Here are the results of some tests using DistilBERT and a batch size of 16:
Single/Multi GPU | Lora+k_bit | bitsnbytes | GPU1 Mem Usage | GPU2 Mem Usage |
---|---|---|---|---|
Single GPU | off | off | 2.6 | 0.7 |
Single GPU | off | 4bit | 2.6 | 0.8 |
Single GPU | off | 8bit | 2.7 | 0.8 |
Single GPU | on | off | 3.8 | 0.8 |
Single GPU | on | 4bit | 3.7 | 0.8 |
Single GPU | on | 8bit | 3.7 | 0.8 |
Accelerate | off | off | 7 | 8.4 |
Accelerate | off | 4bit | 10.6 | 10.7 |
Accelerate | off | 8bit | 10.9 | 11.3 |
Accelerate | on | off | 6.6 | 7.7 |
Accelerate | on | 4bit | 4.1 | 4.7 |
Accelerate | on | 8bit | 4.3 | 5 |
Many questions…
- Why does using 2 GPUs increase the memory usage so much? It’s using double (or more) on each GPU, where I’d expect it to use around half the amount of each GPU.

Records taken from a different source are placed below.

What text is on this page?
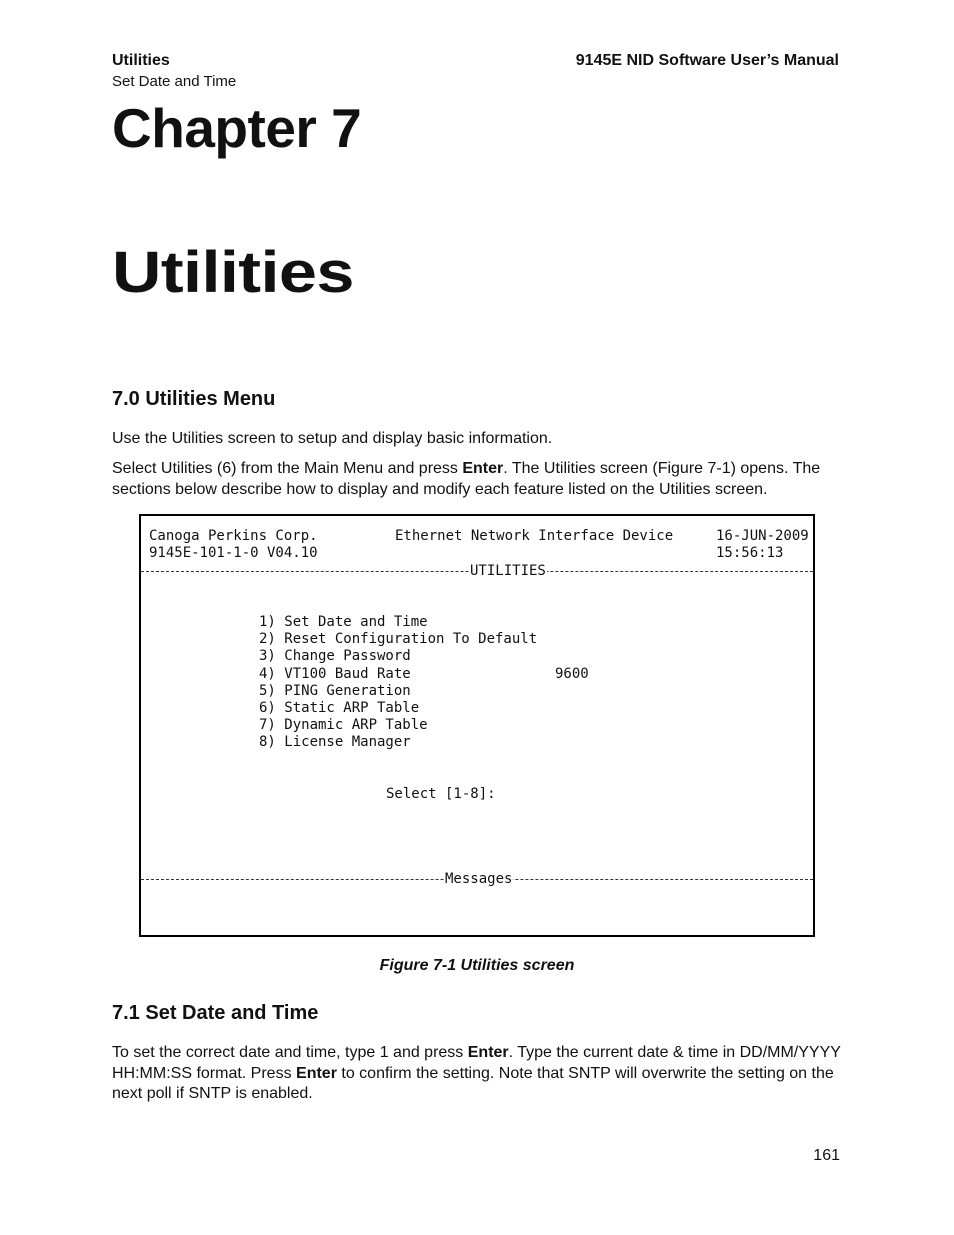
Utilities
Set Date and Time
9145E NID Software User’s Manual
Chapter 7
Utilities
7.0 Utilities Menu
Use the Utilities screen to setup and display basic information.
Select Utilities (6) from the Main Menu and press Enter. The Utilities screen (Figure 7-1) opens. The sections below describe how to display and modify each feature listed on the Utilities screen.
Canoga Perkins Corp.	Ethernet Network Interface Device	16-JUN-2009
9145E-101-1-0 V04.10	15:56:13
UTILITIES
1) Set Date and Time
2) Reset Configuration To Default
3) Change Password
4) VT100 Baud Rate	9600
5) PING Generation
6) Static ARP Table
7) Dynamic ARP Table
8) License Manager
Select [1-8]:
Messages
Figure 7-1 Utilities screen
7.1 Set Date and Time
To set the correct date and time, type 1 and press Enter. Type the current date & time in DD/MM/YYYY HH:MM:SS format. Press Enter to confirm the setting. Note that SNTP will overwrite the setting on the next poll if SNTP is enabled.
161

- Why does Lora increase memory usage with 1 GPU from ~2.7GB to 3.7GB?
- Why does quantization with bnb increase memory when used without Lora on 2 GPUs?
I’m using the same data to train all models. The only difference is I’m commenting/uncommenting lines in the above code.